4. Loosen the grammar where the model needs room. Enums and booleans are cheap to constrain and rarely hurt. The fields that bleed accuracy are long free-text and numeric judgments forced early. Constrain the cheap structural skeleton; leave string fields genuinely open (don't over-specify with regex unless you must); and never put a forced numeric confidence before the text that justifies it.

5. Watch first-token latency on new schemas. Grammar compilation is per-unique-schema. If you generate schemas dynamically per request, you defeat the provider's compiled-grammar cache and add latency. Stabilize your schemas and reuse them.

The rule of thumb

Constrained decoding is a guarantee about syntax bought with a tax on semantics. The tax scales with how much the grammar interferes with the order and freedom of the model's own token-by-token reasoning.
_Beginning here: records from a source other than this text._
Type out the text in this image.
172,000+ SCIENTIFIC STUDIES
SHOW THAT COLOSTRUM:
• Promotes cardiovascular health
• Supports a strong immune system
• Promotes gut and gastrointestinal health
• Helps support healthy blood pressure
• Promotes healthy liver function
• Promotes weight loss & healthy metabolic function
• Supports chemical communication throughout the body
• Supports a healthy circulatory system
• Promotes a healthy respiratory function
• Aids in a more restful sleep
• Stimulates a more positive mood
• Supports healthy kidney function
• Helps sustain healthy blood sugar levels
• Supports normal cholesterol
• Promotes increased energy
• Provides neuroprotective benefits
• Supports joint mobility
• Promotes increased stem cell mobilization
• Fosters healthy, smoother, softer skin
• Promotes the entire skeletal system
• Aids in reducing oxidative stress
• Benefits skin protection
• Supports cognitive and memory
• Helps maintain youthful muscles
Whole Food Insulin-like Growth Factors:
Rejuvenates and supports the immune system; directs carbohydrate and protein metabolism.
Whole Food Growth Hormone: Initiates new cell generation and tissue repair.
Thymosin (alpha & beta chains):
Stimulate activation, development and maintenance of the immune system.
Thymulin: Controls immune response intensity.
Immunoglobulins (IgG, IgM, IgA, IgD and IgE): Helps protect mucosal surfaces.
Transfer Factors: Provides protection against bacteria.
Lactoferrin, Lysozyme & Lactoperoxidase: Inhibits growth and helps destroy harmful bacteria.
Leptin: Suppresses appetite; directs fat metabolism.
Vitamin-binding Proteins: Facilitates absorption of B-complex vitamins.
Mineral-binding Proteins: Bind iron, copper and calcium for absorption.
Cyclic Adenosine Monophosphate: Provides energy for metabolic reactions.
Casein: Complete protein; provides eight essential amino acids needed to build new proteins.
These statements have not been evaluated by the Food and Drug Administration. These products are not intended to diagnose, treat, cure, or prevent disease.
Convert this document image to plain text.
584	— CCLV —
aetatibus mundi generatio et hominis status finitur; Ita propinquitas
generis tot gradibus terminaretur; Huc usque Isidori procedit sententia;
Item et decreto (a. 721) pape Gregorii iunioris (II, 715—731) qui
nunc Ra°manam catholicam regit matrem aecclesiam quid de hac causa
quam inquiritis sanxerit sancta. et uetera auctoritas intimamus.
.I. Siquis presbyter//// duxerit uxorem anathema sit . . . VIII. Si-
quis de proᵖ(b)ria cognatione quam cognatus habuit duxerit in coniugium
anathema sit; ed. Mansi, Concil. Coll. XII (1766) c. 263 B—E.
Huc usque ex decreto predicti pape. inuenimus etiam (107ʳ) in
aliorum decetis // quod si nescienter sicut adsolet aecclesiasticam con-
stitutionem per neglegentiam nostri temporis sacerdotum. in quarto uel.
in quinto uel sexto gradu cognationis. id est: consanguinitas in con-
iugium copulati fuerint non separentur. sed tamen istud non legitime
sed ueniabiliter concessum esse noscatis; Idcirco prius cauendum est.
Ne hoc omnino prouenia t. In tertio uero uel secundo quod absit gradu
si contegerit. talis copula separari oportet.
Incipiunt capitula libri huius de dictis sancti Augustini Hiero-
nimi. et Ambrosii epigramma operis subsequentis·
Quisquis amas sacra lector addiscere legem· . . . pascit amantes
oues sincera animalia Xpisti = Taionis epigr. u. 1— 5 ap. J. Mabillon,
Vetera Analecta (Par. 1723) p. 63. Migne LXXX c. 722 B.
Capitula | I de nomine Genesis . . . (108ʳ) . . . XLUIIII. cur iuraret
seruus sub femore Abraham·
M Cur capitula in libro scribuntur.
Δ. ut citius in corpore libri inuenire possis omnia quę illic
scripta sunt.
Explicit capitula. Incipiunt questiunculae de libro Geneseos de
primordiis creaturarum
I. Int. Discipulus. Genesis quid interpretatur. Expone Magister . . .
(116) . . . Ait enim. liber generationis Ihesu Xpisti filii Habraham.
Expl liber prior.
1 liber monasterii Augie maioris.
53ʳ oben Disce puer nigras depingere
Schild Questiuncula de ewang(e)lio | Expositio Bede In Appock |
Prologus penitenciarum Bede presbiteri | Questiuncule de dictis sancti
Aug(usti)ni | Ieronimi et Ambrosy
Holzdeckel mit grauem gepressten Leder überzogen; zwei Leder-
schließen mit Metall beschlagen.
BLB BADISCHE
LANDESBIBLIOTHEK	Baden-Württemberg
So the move is never "schema vs. no schema" — it's: let the model reason in unconstrained tokens first, then apply the tightest possible grammar only to the part that's pure formatting. Reasoning-first ordering, tool-use over rigid JSON mode, and a two-pass split when the input is hard will recover almost all of the accuracy you didn't know you were losing.

If you've ever shipped a JSON-mode pipeline and quietly accepted that it's "a bit dumber but at least it parses" — that tradeoff was never required. You were just paying the constrained-decoding tax in the wrong place.